2、あ、えっと大丈夫?
走っていると、誰かの声が聞こえる。これは、魔法だ。声を頼りに向かうと、そこには私と同い年くらいの女子と…立派な炎猪がいた。
「乱射される石!」
戦況はかなり押され気味。たぶん魔力が尽きようとしているのだろう。
「大丈夫ですか!」
「っ…!?危ないから下がって!」
下がる?こんな立派なのがいるのに?それにこいつ、たかだかBランクでしょ。魔法を使う相手ですらない。
リュックから短剣を取り出して、駆け出した。
炎を吐こうが、所詮は猪。食べれる場所は残して、できるだけ早く終わらせる。
「…よいしょっ」
ドスッ
短剣は綺麗に脳天を突いていた。
「怪我してないですかー?」
私がそう笑顔で振り向くと、女の子は自分の杖をぎゅっと握った。あれ、怖がられたかな?
「ありがとう、助けてくれて。」
「いえいえ、困った時はお互い様ですよ。」
サラサラとした茶髪を2つに結び、私より少し背が高い。クリーム色の長いスカートが動くたびに揺れて、華を添えている。
「私はエマ。一応、魔法使い。よろしくね。」
「旅人のモニカです!」
年齢は私のひとつ上。先週、魔法使いになろうと旅に出たらしい。私の年齢を知るとひどく驚いた。けれど、敬語は必要ないと言ってくれる。
いや、そんなことより猪だ。早く解体してしまおう。
心臓部を少し切ると、すぐに放血できる。エマも初めは少し離れたところで縮こまっていたが、しばらくすると慣れてきて、私の隣で見れるくらいにはなった。
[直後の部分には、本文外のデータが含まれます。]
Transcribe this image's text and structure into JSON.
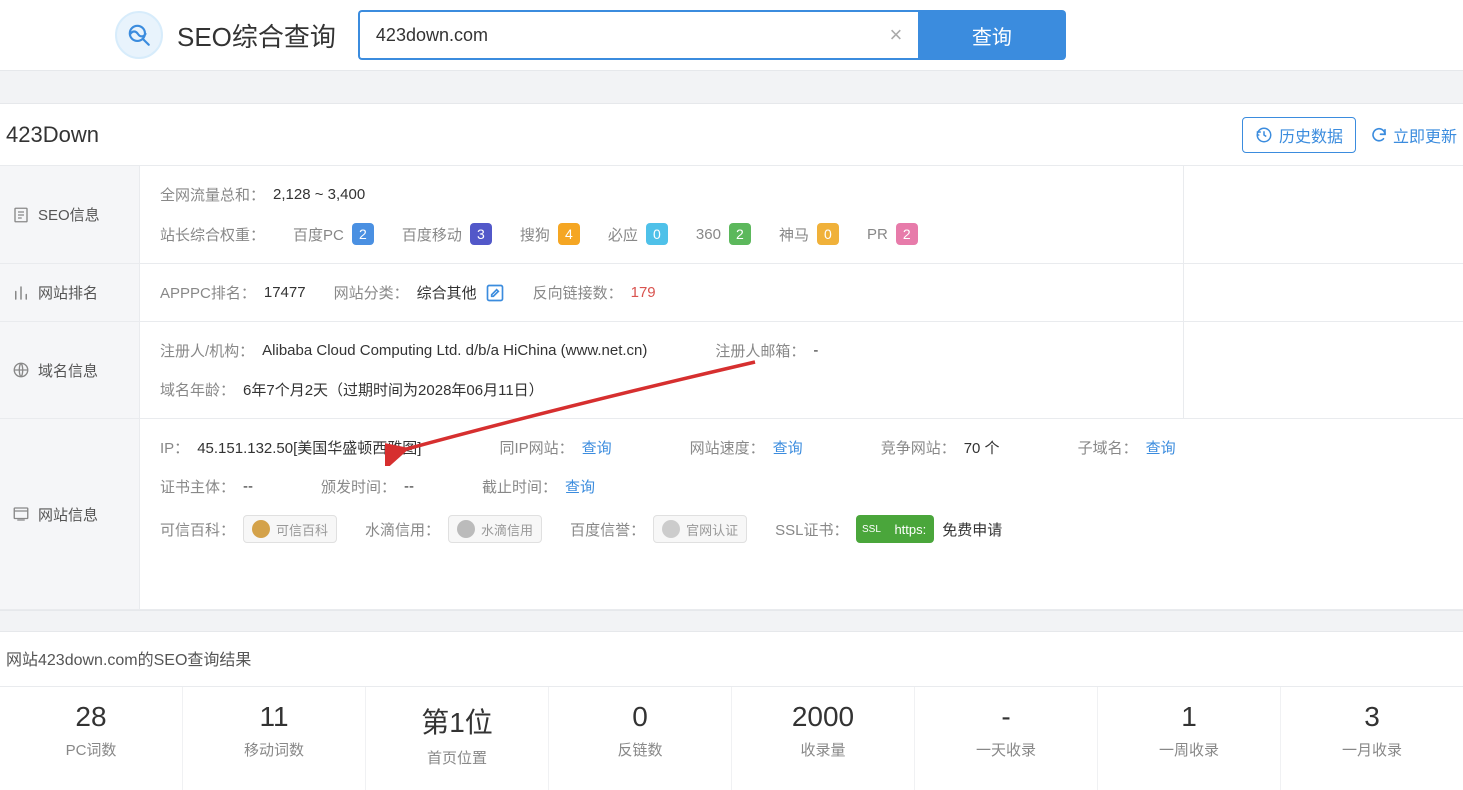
{
  "header": {
    "brand": "SEO综合查询",
    "search_value": "423down.com",
    "search_placeholder": "",
    "search_btn": "查询"
  },
  "title": {
    "site_name": "423Down",
    "history_btn": "历史数据",
    "refresh_link": "立即更新"
  },
  "seo": {
    "section_label": "SEO信息",
    "traffic_label": "全网流量总和：",
    "traffic_value": "2,128 ~ 3,400",
    "weight_label": "站长综合权重：",
    "items": [
      {
        "name": "百度PC",
        "val": "2",
        "cls": "b-blue"
      },
      {
        "name": "百度移动",
        "val": "3",
        "cls": "b-indigo"
      },
      {
        "name": "搜狗",
        "val": "4",
        "cls": "b-orange"
      },
      {
        "name": "必应",
        "val": "0",
        "cls": "b-cyan"
      },
      {
        "name": "360",
        "val": "2",
        "cls": "b-green"
      },
      {
        "name": "神马",
        "val": "0",
        "cls": "b-amber"
      },
      {
        "name": "PR",
        "val": "2",
        "cls": "b-pink"
      }
    ]
  },
  "rank": {
    "section_label": "网站排名",
    "apppc_label": "APPPC排名：",
    "apppc_value": "17477",
    "cat_label": "网站分类：",
    "cat_value": "综合其他",
    "backlink_label": "反向链接数：",
    "backlink_value": "179"
  },
  "domain": {
    "section_label": "域名信息",
    "registrant_label": "注册人/机构：",
    "registrant_value": "Alibaba Cloud Computing Ltd. d/b/a HiChina (www.net.cn)",
    "email_label": "注册人邮箱：",
    "email_value": "-",
    "age_label": "域名年龄：",
    "age_value": "6年7个月2天（过期时间为2028年06月11日）"
  },
  "site": {
    "section_label": "网站信息",
    "ip_label": "IP：",
    "ip_value": "45.151.132.50[美国华盛顿西雅图]",
    "sameip_label": "同IP网站：",
    "speed_label": "网站速度：",
    "compete_label": "竞争网站：",
    "compete_value": "70 个",
    "subdomain_label": "子域名：",
    "query_link": "查询",
    "cert_subj_label": "证书主体：",
    "cert_subj_value": "--",
    "issue_label": "颁发时间：",
    "issue_value": "--",
    "end_label": "截止时间：",
    "trust_label": "可信百科：",
    "trust_tag": "可信百科",
    "shuidi_label": "水滴信用：",
    "shuidi_tag": "水滴信用",
    "baidu_label": "百度信誉：",
    "baidu_tag": "官网认证",
    "ssl_label": "SSL证书：",
    "ssl_badge_txt": "https:",
    "ssl_badge_ico": "SSL",
    "ssl_apply": "免费申请"
  },
  "results": {
    "heading": "网站423down.com的SEO查询结果",
    "stats": [
      {
        "num": "28",
        "cap": "PC词数"
      },
      {
        "num": "11",
        "cap": "移动词数"
      },
      {
        "num": "第1位",
        "cap": "首页位置"
      },
      {
        "num": "0",
        "cap": "反链数"
      },
      {
        "num": "2000",
        "cap": "收录量"
      },
      {
        "num": "-",
        "cap": "一天收录"
      },
      {
        "num": "1",
        "cap": "一周收录"
      },
      {
        "num": "3",
        "cap": "一月收录"
      }
    ]
  }
}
あとは近くの川で洗い、内臓を処理して…。
「冷凍保存」
こうして死後硬直が解けるまで待つ。やっぱりすぐには食べられない。棒にくくりつけて、運ぼうとするが重たすぎる。仕方なくリュックから杖を取り出すと、エマが何か言いたそうにしていた。
「私、運ぶの手伝うよ!」
「…そっか。じゃあお願い。」
私が猪の頭側を。エマが尻側を持って、歩き出した。
「モニカはどこで生まれたの?」
「知らないなー。気づいたら旅してた。」
「すごいね。私なんてまだまだ…。」
「…そんなことないって。さっきの魔法もすごかったよ。」
「ありがとう。実は私、魔法の先生を探しているの。うちの村にはあまりいなくて…。よければ」
「待って。私は旅人だよ?教えられないって〜。」
そう言って手を横に振る。そう、教えられない。それにできれば1人で行動したい。
「…そっか。」
悲しそうに呟く声が聞こえる。突き放しすぎた?確かに魔法は私の方が慣れていそうだが、私には夢が…。けど、このまま別れたらこの子はまた…。
「あーもう!分かった。ちょっとなら教えてあげる。けど、無理だなって思ったらすぐに置いてくから!」
「うん!」
いつもは重くて魔法で浮かべていた猪も、今はエマが片方を握っている。